El nombre de la diputada Mar Besses ya estuvo en el foco en el marco de la investidura de Salvador Illa, en verano de 2024.
La ajustadísima mayoría progresista del Parlament requiere del voto afirmativo de los 68 parlamentarios que la conforman para hacerse efectiva, y esta representante de ERC es la única de todos ellos --más allá de los diputados de Units per Avançar, integrados en el PSC-- que tiene autonomía orgánica para desmarcarse de su grupo, consultarlo con las facción juvenil del partido y decidir si sigue o no la disciplina de voto.
Cuando la formación entonces liderada por Marta Rovira firmó un acuerdo de investidura con los socialistas, y tras avalarlo por la mínima la militancia en una consulta interna, Besses insistió en que su voto lo decidían los suyos --las llamadas JERC-- y convocó un Consell Nacional propio para que las juventudes del partido, naturalmente más radicales que la dirección, acabaran apostando por aquel "sí crítico" condicionado a los cumplimientos.
A pocos días del debate de investidura, un "no" con el que se especuló y que buena parte de la militancia de los jóvenes de ERC defendía hubiera forzado una repetición electoral, pero las presiones tras una intensa negociación de los mayores acabaron surtiendo el efecto deseado.
Este miércoles, en una especie de déjà vu aunque con más margen de maniobra, Besses vuelve a convocar al Jovent Republicà para decidir si apoya o no el acuerdo presupuestario firmado el pasado lunes entre el ahora presidente republicano Oriol Junqueras y el Govern de Salvador Illa.
Pasos pendientes
El escenario es similar, aunque las cuentas ni siquiera se han aprobado en el Consell Executiu.

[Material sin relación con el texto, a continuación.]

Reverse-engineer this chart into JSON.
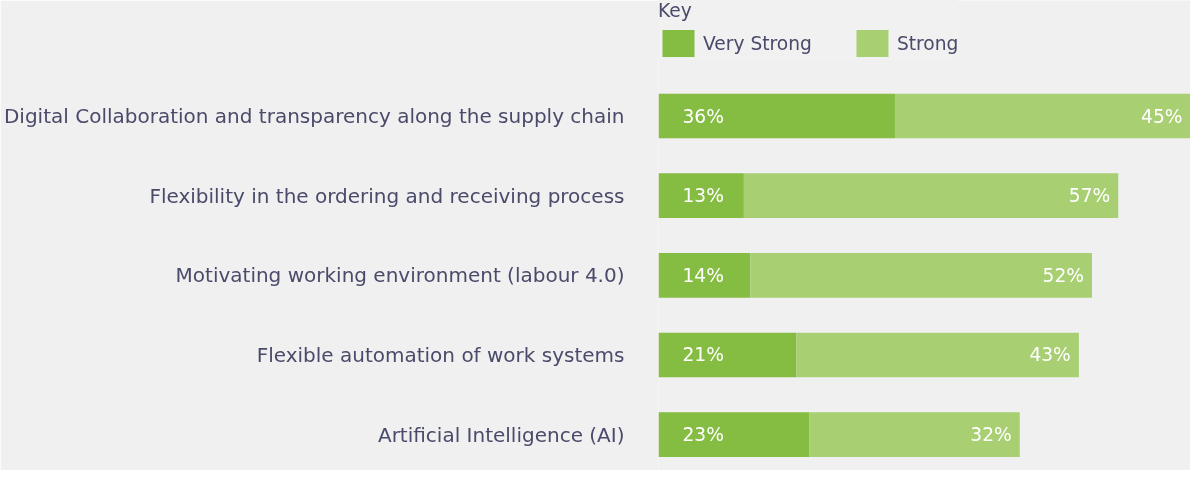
{
  "chart_data": {
    "type": "bar",
    "orientation": "horizontal",
    "stacked": true,
    "legend": "top",
    "legend_title": "Key",
    "tick_labels": "y",
    "grid": false,
    "categories": [
      "Digital Collaboration and transparency along the supply chain",
      "Flexibility in the ordering and receiving process",
      "Motivating working environment (labour 4.0)",
      "Flexible automation of work systems",
      "Artificial Intelligence (AI)"
    ],
    "series": [
      {
        "name": "Very Strong",
        "color": "#84bd41",
        "values": [
          36,
          13,
          14,
          21,
          23
        ],
        "value_labels": [
          "36%",
          "13%",
          "14%",
          "21%",
          "23%"
        ]
      },
      {
        "name": "Strong",
        "color": "#a8cf72",
        "values": [
          45,
          57,
          52,
          43,
          32
        ],
        "value_labels": [
          "45%",
          "57%",
          "52%",
          "43%",
          "32%"
        ]
      }
    ]
  }
}
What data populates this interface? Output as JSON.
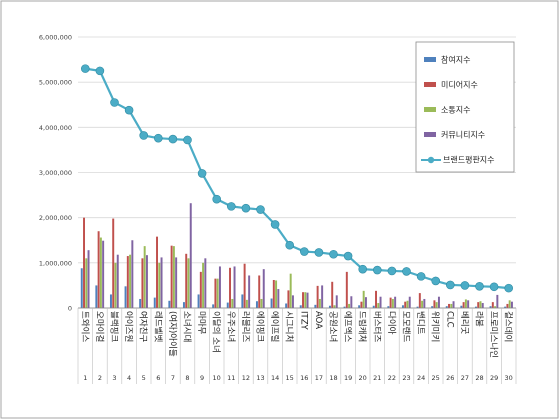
{
  "chart_data": {
    "type": "bar",
    "y_ticks": [
      "0",
      "1,000,000",
      "2,000,000",
      "3,000,000",
      "4,000,000",
      "5,000,000",
      "6,000,000"
    ],
    "ylim": [
      0,
      6000000
    ],
    "grid": true,
    "legend_position": "right",
    "index_labels": [
      "1",
      "2",
      "3",
      "4",
      "5",
      "6",
      "7",
      "8",
      "9",
      "10",
      "11",
      "12",
      "13",
      "14",
      "15",
      "16",
      "17",
      "18",
      "19",
      "20",
      "21",
      "22",
      "23",
      "24",
      "25",
      "26",
      "27",
      "28",
      "29",
      "30"
    ],
    "categories": [
      "트와이스",
      "오마이걸",
      "블랙핑크",
      "아이즈원",
      "여자친구",
      "레드벨벳",
      "(여자)아이들",
      "소녀시대",
      "마마무",
      "이달의 소녀",
      "우주소녀",
      "러블리즈",
      "에이핑크",
      "에이프릴",
      "시그니처",
      "ITZY",
      "AOA",
      "공원소녀",
      "에프엑스",
      "드림캐쳐",
      "버스터즈",
      "다이아",
      "모모랜드",
      "밴디트",
      "위키미키",
      "CLC",
      "베리굿",
      "라붐",
      "프로미스나인",
      "걸스데이"
    ],
    "bar_series": [
      {
        "name": "참여지수",
        "color": "#4f81bd",
        "values": [
          880000,
          500000,
          300000,
          480000,
          200000,
          230000,
          160000,
          130000,
          300000,
          80000,
          120000,
          300000,
          150000,
          210000,
          100000,
          60000,
          70000,
          50000,
          30000,
          60000,
          50000,
          40000,
          60000,
          30000,
          40000,
          40000,
          50000,
          30000,
          40000,
          30000
        ]
      },
      {
        "name": "미디어지수",
        "color": "#c0504d",
        "values": [
          2000000,
          1700000,
          1980000,
          1150000,
          1100000,
          1580000,
          1380000,
          1200000,
          800000,
          650000,
          890000,
          980000,
          720000,
          620000,
          390000,
          350000,
          490000,
          580000,
          800000,
          140000,
          380000,
          230000,
          140000,
          330000,
          170000,
          90000,
          130000,
          130000,
          130000,
          90000
        ]
      },
      {
        "name": "소통지수",
        "color": "#9bbb59",
        "values": [
          1100000,
          1560000,
          1000000,
          1180000,
          1370000,
          1000000,
          1370000,
          1100000,
          1000000,
          650000,
          200000,
          180000,
          200000,
          610000,
          760000,
          350000,
          200000,
          60000,
          90000,
          380000,
          110000,
          200000,
          160000,
          160000,
          130000,
          90000,
          190000,
          150000,
          40000,
          170000
        ]
      },
      {
        "name": "커뮤니티지수",
        "color": "#8064a2",
        "values": [
          1280000,
          1490000,
          1180000,
          1500000,
          1170000,
          1120000,
          1120000,
          2320000,
          1100000,
          920000,
          920000,
          720000,
          860000,
          420000,
          280000,
          340000,
          500000,
          280000,
          260000,
          240000,
          250000,
          250000,
          250000,
          200000,
          250000,
          150000,
          170000,
          110000,
          290000,
          140000
        ]
      }
    ],
    "line_series": {
      "name": "브랜드평판지수",
      "color": "#4bacc6",
      "values": [
        5300000,
        5250000,
        4550000,
        4380000,
        3820000,
        3760000,
        3740000,
        3720000,
        2980000,
        2410000,
        2250000,
        2210000,
        2180000,
        1850000,
        1390000,
        1250000,
        1230000,
        1190000,
        1150000,
        860000,
        840000,
        820000,
        810000,
        700000,
        600000,
        510000,
        500000,
        480000,
        470000,
        440000
      ]
    }
  }
}
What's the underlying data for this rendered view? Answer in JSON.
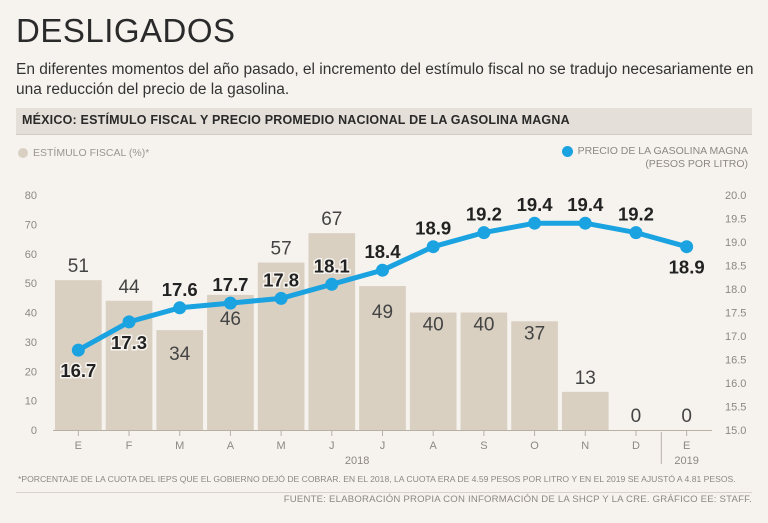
{
  "header": {
    "title": "DESLIGADOS",
    "subtitle": "En diferentes momentos del año pasado, el incremento del estímulo fiscal no se tradujo necesariamente en una reducción del precio de la gasolina."
  },
  "banner": {
    "label": "MÉXICO: ESTÍMULO FISCAL Y PRECIO PROMEDIO NACIONAL DE LA GASOLINA MAGNA"
  },
  "legend": {
    "left": "ESTÍMULO FISCAL (%)*",
    "right_line1": "PRECIO DE LA GASOLINA MAGNA",
    "right_line2": "(PESOS POR LITRO)"
  },
  "colors": {
    "bar": "#d9d0c2",
    "line": "#1aa3e0",
    "text": "#2a2a2a",
    "axis": "#8c8781",
    "banner": "#e4dfd8"
  },
  "chart_data": {
    "type": "bar+line",
    "categories": [
      "E",
      "F",
      "M",
      "A",
      "M",
      "J",
      "J",
      "A",
      "S",
      "O",
      "N",
      "D",
      "E"
    ],
    "year_labels": [
      {
        "label": "2018",
        "from": 0,
        "to": 11
      },
      {
        "label": "2019",
        "from": 12,
        "to": 12
      }
    ],
    "series": [
      {
        "name": "ESTÍMULO FISCAL (%)*",
        "type": "bar",
        "axis": "left",
        "values": [
          51,
          44,
          34,
          46,
          57,
          67,
          49,
          40,
          40,
          37,
          13,
          0,
          0
        ],
        "labels": [
          "51",
          "44",
          "34",
          "46",
          "57",
          "67",
          "49",
          "40",
          "40",
          "37",
          "13",
          "0",
          "0"
        ]
      },
      {
        "name": "PRECIO DE LA GASOLINA MAGNA (PESOS POR LITRO)",
        "type": "line",
        "axis": "right",
        "values": [
          16.7,
          17.3,
          17.6,
          17.7,
          17.8,
          18.1,
          18.4,
          18.9,
          19.2,
          19.4,
          19.4,
          19.2,
          18.9
        ],
        "labels": [
          "16.7",
          "17.3",
          "17.6",
          "17.7",
          "17.8",
          "18.1",
          "18.4",
          "18.9",
          "19.2",
          "19.4",
          "19.4",
          "19.2",
          "18.9"
        ]
      }
    ],
    "y_left": {
      "min": 0,
      "max": 80,
      "ticks": [
        "0",
        "10",
        "20",
        "30",
        "40",
        "50",
        "60",
        "70",
        "80"
      ]
    },
    "y_right": {
      "min": 15.0,
      "max": 20.0,
      "ticks": [
        "15.0",
        "15.5",
        "16.0",
        "16.5",
        "17.0",
        "17.5",
        "18.0",
        "18.5",
        "19.0",
        "19.5",
        "20.0"
      ]
    },
    "grid": false
  },
  "footnote": "*PORCENTAJE DE LA CUOTA DEL IEPS QUE EL GOBIERNO DEJÓ DE COBRAR. EN EL 2018, LA CUOTA ERA DE 4.59 PESOS POR LITRO Y EN EL 2019 SE AJUSTÓ A 4.81 PESOS.",
  "source": "FUENTE: ELABORACIÓN PROPIA CON INFORMACIÓN DE LA SHCP Y LA CRE. GRÁFICO EE: STAFF."
}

Falta el aval de los Comuns, presentarlas en el Parlament --previsto para el viernes-- y que inicien su tramitación para poderse votar a principios del mes de julio y que entren en vigor.
También debe celebrarse una Comisión Bilateral entre los gobiernos central y autonómico, que se celebra esta tarde en Madrid entre los consellers Albert Dalmau y Alícia Romero y el ministro Ángel Víctor Torres, que avalará la parte de los acuerdos que implican al Ejecutivo de Pedro Sánchez, como el cambio en la gobernanza del CZFB, la inversión en el tren orbital o la creación de la sociedad mercantil de inversiones, entre otros.
Dudas en las JERC
Pese a que la cúpula de ERC da por hecho que no habrá sorpresas, el incumplimiento de algunos acuerdos de investidura --como el traspaso del IRPF-- puede motivar serias dudas entre las juventudes, que son mucho más escépticas a la hora de pactar con partidos no independentistas.
Es una incógnita si esta cuestión únicamente se debatirá o se llevará a cabo una votación como en la investidura, pues el Consell Nacional de ERC del pasado lunes, pese a las quejas de varios miembros del mismo que rechazaban el acuerdo con el PSC y que pedían una consulta, no hubo tal opción.
En cualquier caso, sobre ellos --y concretamente en Besses-- pesa nuevamente el futuro de la legislatura catalana, en tanto que la aprobación de las cuentas implicaría asegurarse una segunda parte de mandato plácida y, por contra, un nuevo revés parlamentario podría suponer la precipitación de un adelanto electoral.